Solve $\Delta u=0$ on $\Omega$, where $\Omega=\{x : \|x\|>1\}$. The conditions are $u=1$ on the boundary of $\Omega$, and $\lim_{x\to\infty}u(x)=0$.


The domain here is the exterior of unit ball in $\mathbb R^n$. If it was the interior, then the only harmonic function with $u=1$ on the boundary would be the constant one, $u\equiv 1$.

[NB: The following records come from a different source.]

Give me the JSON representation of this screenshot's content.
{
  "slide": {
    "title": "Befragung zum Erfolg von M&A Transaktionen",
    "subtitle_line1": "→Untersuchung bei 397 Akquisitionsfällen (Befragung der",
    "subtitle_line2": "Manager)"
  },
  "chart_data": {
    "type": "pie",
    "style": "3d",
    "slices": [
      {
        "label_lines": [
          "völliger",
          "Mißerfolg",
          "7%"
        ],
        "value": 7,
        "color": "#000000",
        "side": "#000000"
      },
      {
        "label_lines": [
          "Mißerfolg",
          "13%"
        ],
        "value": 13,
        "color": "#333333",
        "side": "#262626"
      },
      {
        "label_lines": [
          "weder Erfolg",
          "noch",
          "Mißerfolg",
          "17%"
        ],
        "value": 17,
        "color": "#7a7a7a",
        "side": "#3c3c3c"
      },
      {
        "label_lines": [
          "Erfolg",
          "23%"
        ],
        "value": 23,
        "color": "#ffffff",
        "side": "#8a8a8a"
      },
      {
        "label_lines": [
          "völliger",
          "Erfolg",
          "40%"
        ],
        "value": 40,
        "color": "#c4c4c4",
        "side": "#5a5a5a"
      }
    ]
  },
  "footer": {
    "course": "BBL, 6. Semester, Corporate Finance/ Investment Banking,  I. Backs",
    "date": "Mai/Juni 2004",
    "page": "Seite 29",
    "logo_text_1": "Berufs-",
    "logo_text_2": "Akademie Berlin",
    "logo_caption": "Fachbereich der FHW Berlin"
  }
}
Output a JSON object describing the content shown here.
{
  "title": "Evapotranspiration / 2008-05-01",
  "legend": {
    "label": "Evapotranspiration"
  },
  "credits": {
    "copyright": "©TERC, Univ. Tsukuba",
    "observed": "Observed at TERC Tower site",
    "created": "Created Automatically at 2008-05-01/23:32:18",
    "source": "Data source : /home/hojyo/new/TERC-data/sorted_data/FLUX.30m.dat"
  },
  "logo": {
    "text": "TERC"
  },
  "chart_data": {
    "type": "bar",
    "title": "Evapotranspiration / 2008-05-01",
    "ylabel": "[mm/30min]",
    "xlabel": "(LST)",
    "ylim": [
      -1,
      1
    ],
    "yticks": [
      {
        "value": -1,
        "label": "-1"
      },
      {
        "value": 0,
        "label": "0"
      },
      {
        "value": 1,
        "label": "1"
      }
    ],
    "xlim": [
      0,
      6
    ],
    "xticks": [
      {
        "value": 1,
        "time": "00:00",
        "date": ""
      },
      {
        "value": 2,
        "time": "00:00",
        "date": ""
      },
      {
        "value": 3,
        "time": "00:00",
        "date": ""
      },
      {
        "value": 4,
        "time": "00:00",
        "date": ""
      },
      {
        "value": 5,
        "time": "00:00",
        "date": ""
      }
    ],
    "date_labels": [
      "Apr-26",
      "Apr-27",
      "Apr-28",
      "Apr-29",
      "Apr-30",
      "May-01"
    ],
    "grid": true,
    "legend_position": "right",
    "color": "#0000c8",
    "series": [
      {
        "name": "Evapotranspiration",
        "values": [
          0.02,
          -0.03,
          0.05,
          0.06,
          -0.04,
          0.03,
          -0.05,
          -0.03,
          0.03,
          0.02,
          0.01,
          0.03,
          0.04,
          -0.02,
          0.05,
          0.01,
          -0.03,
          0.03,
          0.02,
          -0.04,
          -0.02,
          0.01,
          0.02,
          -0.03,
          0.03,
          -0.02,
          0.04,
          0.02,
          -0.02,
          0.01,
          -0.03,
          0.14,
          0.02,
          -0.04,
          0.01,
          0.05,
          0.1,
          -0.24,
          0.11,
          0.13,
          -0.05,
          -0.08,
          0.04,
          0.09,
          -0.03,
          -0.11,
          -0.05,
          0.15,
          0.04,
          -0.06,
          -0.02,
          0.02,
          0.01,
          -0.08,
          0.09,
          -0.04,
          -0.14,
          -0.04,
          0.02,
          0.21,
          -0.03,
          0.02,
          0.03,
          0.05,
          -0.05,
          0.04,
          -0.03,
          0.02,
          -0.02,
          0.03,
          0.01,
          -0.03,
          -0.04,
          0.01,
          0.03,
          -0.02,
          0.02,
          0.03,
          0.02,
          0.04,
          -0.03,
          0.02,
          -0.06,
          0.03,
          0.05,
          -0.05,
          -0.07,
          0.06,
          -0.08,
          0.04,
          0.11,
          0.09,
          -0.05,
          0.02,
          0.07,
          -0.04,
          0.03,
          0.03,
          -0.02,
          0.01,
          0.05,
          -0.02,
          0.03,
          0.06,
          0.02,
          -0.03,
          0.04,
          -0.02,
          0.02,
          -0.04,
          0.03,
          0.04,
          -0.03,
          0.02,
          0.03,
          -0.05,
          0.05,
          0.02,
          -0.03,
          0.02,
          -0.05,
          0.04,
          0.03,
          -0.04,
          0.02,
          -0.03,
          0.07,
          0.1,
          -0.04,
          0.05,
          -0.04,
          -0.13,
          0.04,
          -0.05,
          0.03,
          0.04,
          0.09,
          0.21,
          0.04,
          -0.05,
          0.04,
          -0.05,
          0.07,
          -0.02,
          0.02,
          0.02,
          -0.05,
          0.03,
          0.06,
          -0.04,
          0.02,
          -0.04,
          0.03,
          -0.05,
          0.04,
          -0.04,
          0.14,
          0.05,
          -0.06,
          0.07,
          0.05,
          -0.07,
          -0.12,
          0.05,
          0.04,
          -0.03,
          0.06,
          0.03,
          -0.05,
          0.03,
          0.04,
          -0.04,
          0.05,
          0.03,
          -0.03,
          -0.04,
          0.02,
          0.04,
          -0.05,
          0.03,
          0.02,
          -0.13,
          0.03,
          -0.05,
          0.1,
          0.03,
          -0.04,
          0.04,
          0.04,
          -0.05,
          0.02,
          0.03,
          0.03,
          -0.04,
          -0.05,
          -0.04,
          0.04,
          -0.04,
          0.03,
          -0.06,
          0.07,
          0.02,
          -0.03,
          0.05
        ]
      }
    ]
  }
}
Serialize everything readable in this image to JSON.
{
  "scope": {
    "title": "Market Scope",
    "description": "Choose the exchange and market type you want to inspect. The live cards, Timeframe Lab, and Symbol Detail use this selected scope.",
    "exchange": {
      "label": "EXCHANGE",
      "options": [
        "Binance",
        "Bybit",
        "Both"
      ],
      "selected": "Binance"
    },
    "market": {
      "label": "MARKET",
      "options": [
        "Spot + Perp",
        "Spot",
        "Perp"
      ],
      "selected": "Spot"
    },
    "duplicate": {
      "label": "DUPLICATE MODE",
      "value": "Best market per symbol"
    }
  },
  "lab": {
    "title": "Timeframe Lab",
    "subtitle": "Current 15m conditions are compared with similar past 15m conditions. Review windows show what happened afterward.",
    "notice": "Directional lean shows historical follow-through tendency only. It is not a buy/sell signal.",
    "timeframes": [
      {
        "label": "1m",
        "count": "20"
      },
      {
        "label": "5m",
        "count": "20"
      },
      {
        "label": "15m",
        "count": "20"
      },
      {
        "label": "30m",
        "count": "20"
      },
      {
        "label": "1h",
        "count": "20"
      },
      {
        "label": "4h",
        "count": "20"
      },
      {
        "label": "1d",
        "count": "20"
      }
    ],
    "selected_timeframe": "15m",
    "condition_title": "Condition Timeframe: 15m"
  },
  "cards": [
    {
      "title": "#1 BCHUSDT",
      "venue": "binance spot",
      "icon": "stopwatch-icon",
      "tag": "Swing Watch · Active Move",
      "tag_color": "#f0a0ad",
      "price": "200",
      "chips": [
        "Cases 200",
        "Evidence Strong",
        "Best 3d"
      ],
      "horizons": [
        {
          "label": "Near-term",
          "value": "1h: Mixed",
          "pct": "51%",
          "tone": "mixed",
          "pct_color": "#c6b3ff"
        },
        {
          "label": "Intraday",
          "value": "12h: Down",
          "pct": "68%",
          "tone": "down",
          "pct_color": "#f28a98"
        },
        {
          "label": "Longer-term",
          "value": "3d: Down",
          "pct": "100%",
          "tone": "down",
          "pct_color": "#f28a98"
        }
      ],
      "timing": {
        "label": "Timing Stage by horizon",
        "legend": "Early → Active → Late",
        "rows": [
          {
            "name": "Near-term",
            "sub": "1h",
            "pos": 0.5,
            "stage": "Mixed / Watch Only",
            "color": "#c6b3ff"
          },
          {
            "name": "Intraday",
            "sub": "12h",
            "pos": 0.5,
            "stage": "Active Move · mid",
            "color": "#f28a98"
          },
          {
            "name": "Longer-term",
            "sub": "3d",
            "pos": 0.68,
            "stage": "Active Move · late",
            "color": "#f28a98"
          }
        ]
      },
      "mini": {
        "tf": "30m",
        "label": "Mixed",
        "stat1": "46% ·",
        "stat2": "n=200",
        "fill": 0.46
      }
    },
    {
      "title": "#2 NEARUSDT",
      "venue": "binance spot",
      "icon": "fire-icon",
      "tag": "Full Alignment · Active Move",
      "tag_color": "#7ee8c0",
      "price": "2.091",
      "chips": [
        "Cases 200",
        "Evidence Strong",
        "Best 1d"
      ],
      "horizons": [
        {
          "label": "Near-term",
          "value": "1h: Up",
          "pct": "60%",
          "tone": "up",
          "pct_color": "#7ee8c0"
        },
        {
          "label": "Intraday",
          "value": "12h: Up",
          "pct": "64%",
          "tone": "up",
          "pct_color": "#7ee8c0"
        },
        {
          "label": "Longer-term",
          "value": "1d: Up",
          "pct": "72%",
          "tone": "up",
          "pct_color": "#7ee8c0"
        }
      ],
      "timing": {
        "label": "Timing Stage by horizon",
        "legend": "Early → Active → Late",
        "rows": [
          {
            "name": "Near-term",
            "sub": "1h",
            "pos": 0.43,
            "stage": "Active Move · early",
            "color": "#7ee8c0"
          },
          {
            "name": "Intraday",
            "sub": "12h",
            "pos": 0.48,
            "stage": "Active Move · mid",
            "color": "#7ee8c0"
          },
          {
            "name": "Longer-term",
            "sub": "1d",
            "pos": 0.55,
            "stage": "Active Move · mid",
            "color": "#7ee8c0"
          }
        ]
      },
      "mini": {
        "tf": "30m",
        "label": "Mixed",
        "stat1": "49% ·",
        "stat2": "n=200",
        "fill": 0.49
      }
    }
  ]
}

But here, $u\equiv 1$ is not an acceptable solution, as it does not satisfy $\lim_{x\to\infty}u(x)=0$.

Best Answer

Observe first that the problem is invariant under rotations, therefore solutions $u$ of the given problem are of the form $u(x)=f(|x|)$. Since \begin{eqnarray} \Delta u(x)&=&\sum_{i=1}^n\frac{\partial^2u}{\partial x_i^2}(x)=\sum_{i=1}^n\frac{\partial}{\partial x_i}\left(\frac{x_i}{|x|}f'(|x|)\right)=\sum_{i=1}^n\left[\frac{x_i^2}{|x|^2}f''(|x|)+\left(\frac{1}{|x|}-\frac{x_i^2}{|x|^3}\right)f'(|x|)\right]\cr &=&f''(|x|)+\frac{n-1}{|x|}f'(|x|), \end{eqnarray} we have to solve the ODE $$\tag{1} f''(t)+\frac{n-1}{t}f'(t)=0. $$ Integrating (1) we get $$ f(t)= \begin{cases} at^{2-n}+b & \text{ if } n \ge 3\\ a\ln t+b & \text{ if } n=2 \end{cases}, $$ where $a,b$ are real constants. Because of the conditions $f(1)=1$ and $\lim_{t \to \infty}f(t)=0$, there is no such $f$ for $n=2$. For $n \ge 3$, the solution is given by $$ f(t)=\frac{1}{t^{n-2}} \quad \forall t \ge 1. $$ Hence $$ u(x)=\frac{1}{|x|^{n-2}}\quad x \in \overline{\Omega}. $$